De même, le respect du principe de dignité humaine de la personne gardée à vue risque de demeurer longtemps encore lettre morte, au vu de la vétusté de nombreux locaux de police.

Aujourd’hui, vous créez des patrouilleurs chargés sur le terrain d’une triple mission – préventive, dissuasive, répressive –, qui recoupe en fait les missions traditionnelles de la police. Votre objectif est de rendre celle-ci « plus visible ». Votre objectif est le même avec l’acquisition de véhicules « sérigraphiés ». Qu’en penser ? Est-ce un retour – incontournable de mon point de vue – à la police de proximité que vous avez supprimée ? Ces patrouilles permettront-elles de faire reculer le sentiment d’insécurité que ressentent nos concitoyens et de restaurer la confiance entamée entre eux et la police par la politique du chiffre ?

Tout, dans ce budget, confirme votre désengagement des missions de service public essentielles et régaliennes.

Dans ce contexte, la police municipale, la vidéosurveillance, la réserve civile ou les sociétés privées – certains tribunaux y recourent – sont, pour vous, des palliatifs à la baisse des effectifs. Les agences de sécurité privée et les sociétés de vidéosurveillance ne se sont jamais aussi bien portées. Preuve en est que le marché est rentable.
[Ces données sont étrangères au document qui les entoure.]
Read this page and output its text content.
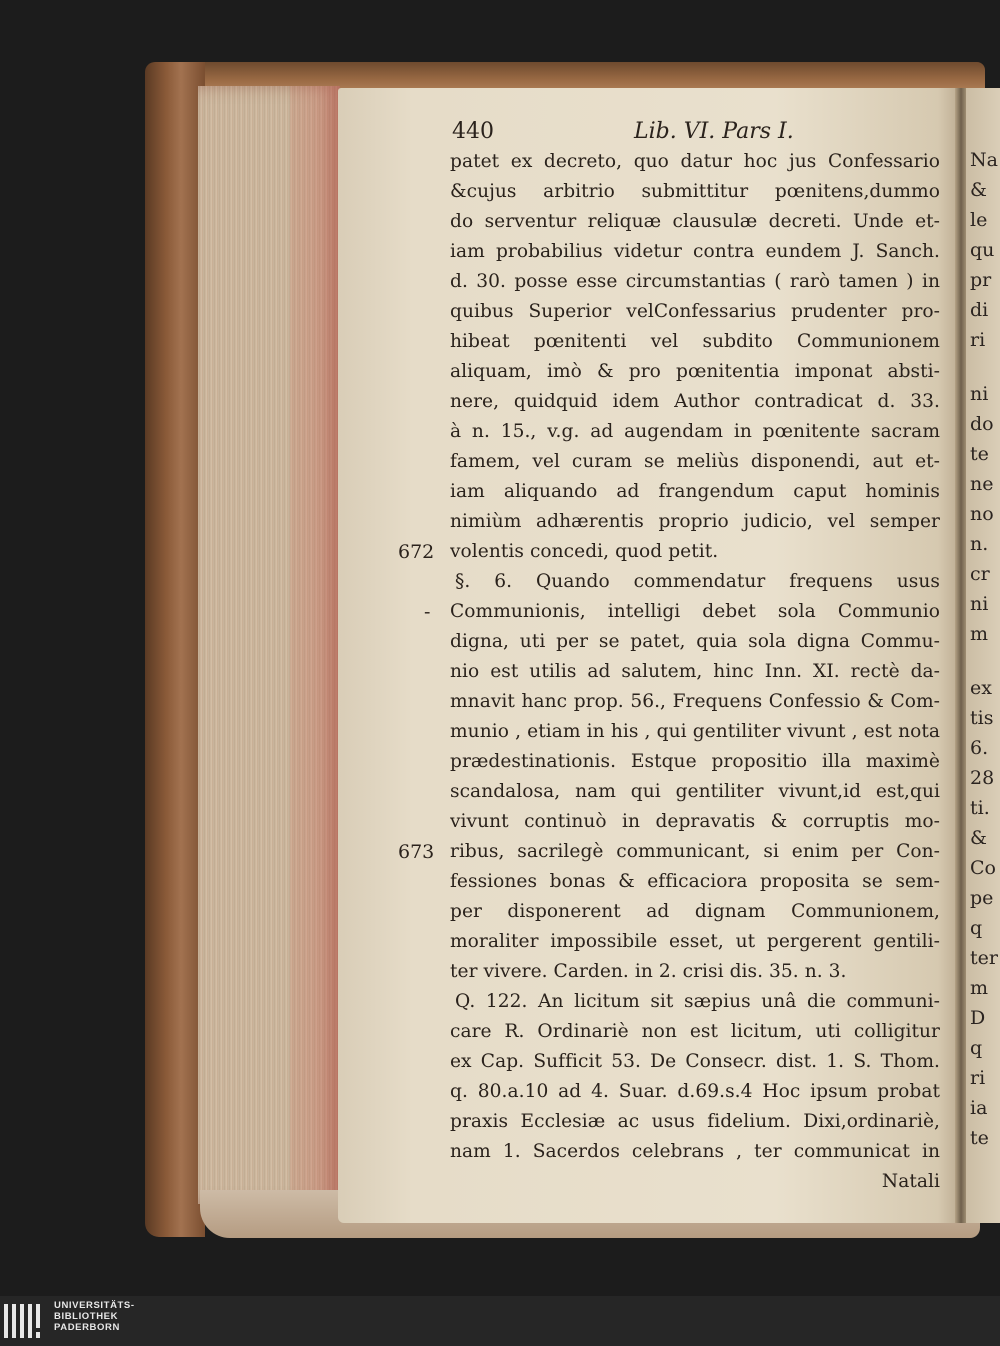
Na
&
le
qu
pr
di
ri
ni
do
te
ne
no
n.
cr
ni
m
ex
tis
6.
28
ti.
&
Co
pe
q
ter
m
D
q
ri
ia
te
440	Lib. VI. Pars I.
patet ex decreto, quo datur hoc jus Confessario
&cujus arbitrio submittitur pœnitens,dummo
do serventur reliquæ clausulæ decreti. Unde et-
iam probabilius videtur contra eundem J. Sanch.
d. 30. posse esse circumstantias ( rarò tamen ) in
quibus Superior velConfessarius prudenter pro-
hibeat pœnitenti vel subdito Communionem
aliquam, imò & pro pœnitentia imponat absti-
nere, quidquid idem Author contradicat d. 33.
à n. 15., v.g. ad augendam in pœnitente sacram
famem, vel curam se meliùs disponendi, aut et-
iam aliquando ad frangendum caput hominis
nimiùm adhærentis proprio judicio, vel semper
volentis concedi, quod petit.
§. 6. Quando commendatur frequens usus
Communionis, intelligi debet sola Communio
digna, uti per se patet, quia sola digna Commu-
nio est utilis ad salutem, hinc Inn. XI. rectè da-
mnavit hanc prop. 56., Frequens Confessio & Com-
munio , etiam in his , qui gentiliter vivunt , est nota
prædestinationis. Estque propositio illa maximè
scandalosa, nam qui gentiliter vivunt,id est,qui
vivunt continuò in depravatis & corruptis mo-
ribus, sacrilegè communicant, si enim per Con-
fessiones bonas & efficaciora proposita se sem-
per disponerent ad dignam Communionem,
moraliter impossibile esset, ut pergerent gentili-
ter vivere. Carden. in 2. crisi dis. 35. n. 3.
Q. 122. An licitum sit sæpius unâ die communi-
care R. Ordinariè non est licitum, uti colligitur
ex Cap. Sufficit 53. De Consecr. dist. 1. S. Thom.
q. 80.a.10 ad 4. Suar. d.69.s.4 Hoc ipsum probat
praxis Ecclesiæ ac usus fidelium. Dixi,ordinariè,
nam 1. Sacerdos celebrans , ter communicat in
Natali
672
-
673
UNIVERSITÄTS-
BIBLIOTHEK
PADERBORN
La vidéosurveillance croît sans cesse, alors que, comme cela a été dit, son efficacité sur la voie publique est contestée et que le respect des libertés publiques est douteux, tout cela pour un coût très élevé. Une évaluation serait nécessaire. Qui plus est, ce sont les collectivités locales qui paient l’essentiel.
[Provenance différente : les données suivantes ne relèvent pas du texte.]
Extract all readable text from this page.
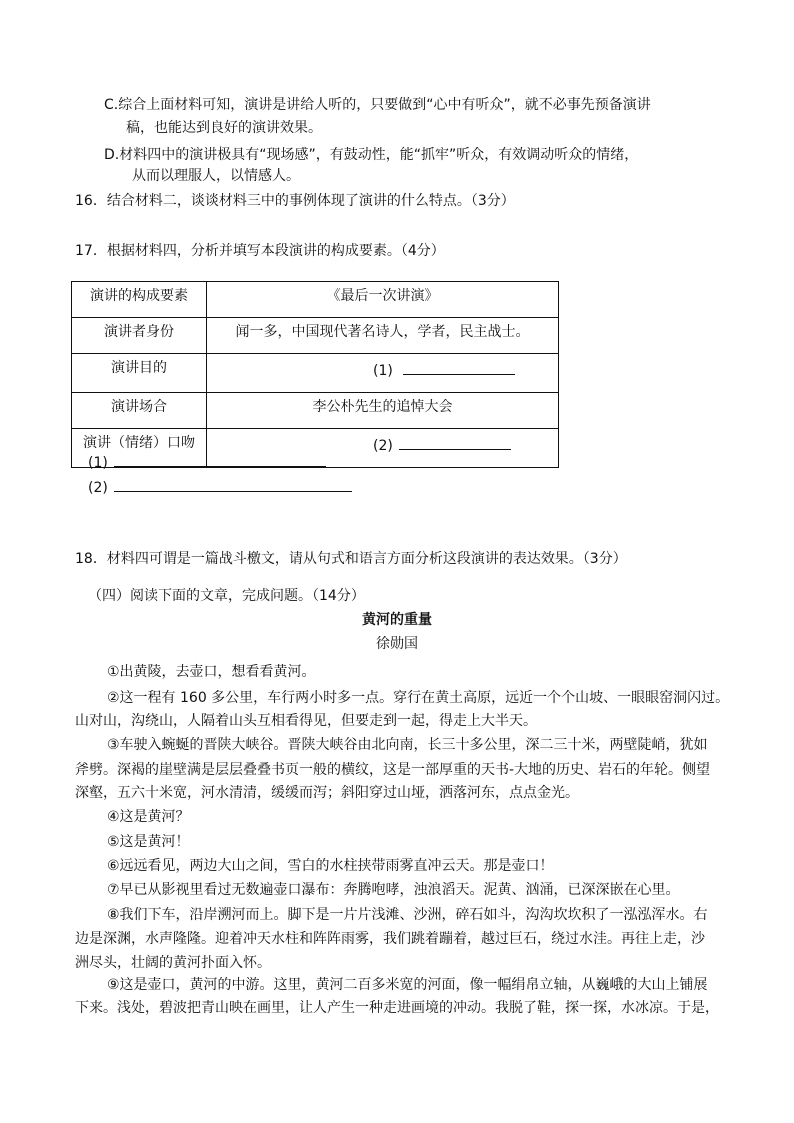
C.综合上面材料可知，演讲是讲给人听的，只要做到“心中有听众”，就不必事先预备演讲
稿，也能达到良好的演讲效果。
D.材料四中的演讲极具有“现场感”，有鼓动性，能“抓牢”听众，有效调动听众的情绪，
从而以理服人，以情感人。
16．结合材料二，谈谈材料三中的事例体现了演讲的什么特点。（3分）
17．根据材料四，分析并填写本段演讲的构成要素。（4分）
演讲的构成要素	《最后一次讲演》
演讲者身份	闻一多，中国现代著名诗人，学者，民主战士。
演讲目的	(1)
演讲场合	李公朴先生的追悼大会
演讲（情绪）口吻	(2)
(1)
(2)
18．材料四可谓是一篇战斗檄文，请从句式和语言方面分析这段演讲的表达效果。（3分）
（四）阅读下面的文章，完成问题。（14分）
黄河的重量
徐勋国
①出黄陵，去壶口，想看看黄河。
②这一程有 160 多公里，车行两小时多一点。穿行在黄土高原，远近一个个山坡、一眼眼窑洞闪过。
山对山，沟绕山，人隔着山头互相看得见，但要走到一起，得走上大半天。
③车驶入蜿蜒的晋陕大峡谷。晋陕大峡谷由北向南，长三十多公里，深二三十米，两壁陡峭，犹如
斧劈。深褐的崖壁满是层层叠叠书页一般的横纹，这是一部厚重的天书-大地的历史、岩石的年轮。侧望
深壑，五六十米宽，河水清清，缓缓而泻；斜阳穿过山垭，洒落河东，点点金光。
④这是黄河？
⑤这是黄河！
⑥远远看见，两边大山之间，雪白的水柱挟带雨雾直冲云天。那是壶口！
⑦早已从影视里看过无数遍壶口瀑布：奔腾咆哮，浊浪滔天。泥黄、汹涌，已深深嵌在心里。
⑧我们下车，沿岸溯河而上。脚下是一片片浅滩、沙洲，碎石如斗，沟沟坎坎积了一泓泓浑水。右
边是深渊，水声隆隆。迎着冲天水柱和阵阵雨雾，我们跳着蹦着，越过巨石，绕过水洼。再往上走，沙
洲尽头，壮阔的黄河扑面入怀。
⑨这是壶口，黄河的中游。这里，黄河二百多米宽的河面，像一幅绢帛立轴，从巍峨的大山上铺展
下来。浅处，碧波把青山映在画里，让人产生一种走进画境的冲动。我脱了鞋，探一探，水冰凉。于是，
C’est la raison pour laquelle la commission des lois a décidé la constitution d’une mission d’information sur les polices municipales.

Dans son projet électoral, l’UMP promet une « présence renforcée des forces de sécurité sur le terrain ». C’est un nouvel affichage, puisqu’il est précisé que cela se fera sans déroger à la contrainte du « coût zéro », ni sans revenir sur le non-remplacement d’un fonctionnaire sur deux partant à la retraite.

Pour conclure, je veux dire que nous sommes très inquiets face au discours permanent de stigmatisation des étrangers et des jeunes des quartiers populaires que l’on entend au sein de l’exécutif et à droite, instillant l’idée d’une connotation ethno-raciale et sociale de la délinquance, tout particulièrement de la jeunesse.

Pour notre part, les jeunes ne nous font pas peur : c’est la façon dont on les traite qui nous inquiète.

Mme Éliane Assassi, rapporteure pour avis. Oui !

Mme Nicole Borvo Cohen-Seat. En matière de sécurité, nous refusons toute instrumentalisation. Nous sommes très attachés à la police républicaine, seule garante de l’égalité entre les citoyens et du respect des libertés publiques.

M. Jean-Pierre Sueur. C’est très bien dit !

Mme Nicole Borvo Cohen-Seat. Aussi voulons-nous pour elle des moyens à la hauteur de ses missions. Voilà pourquoi nous voterons contre ce budget.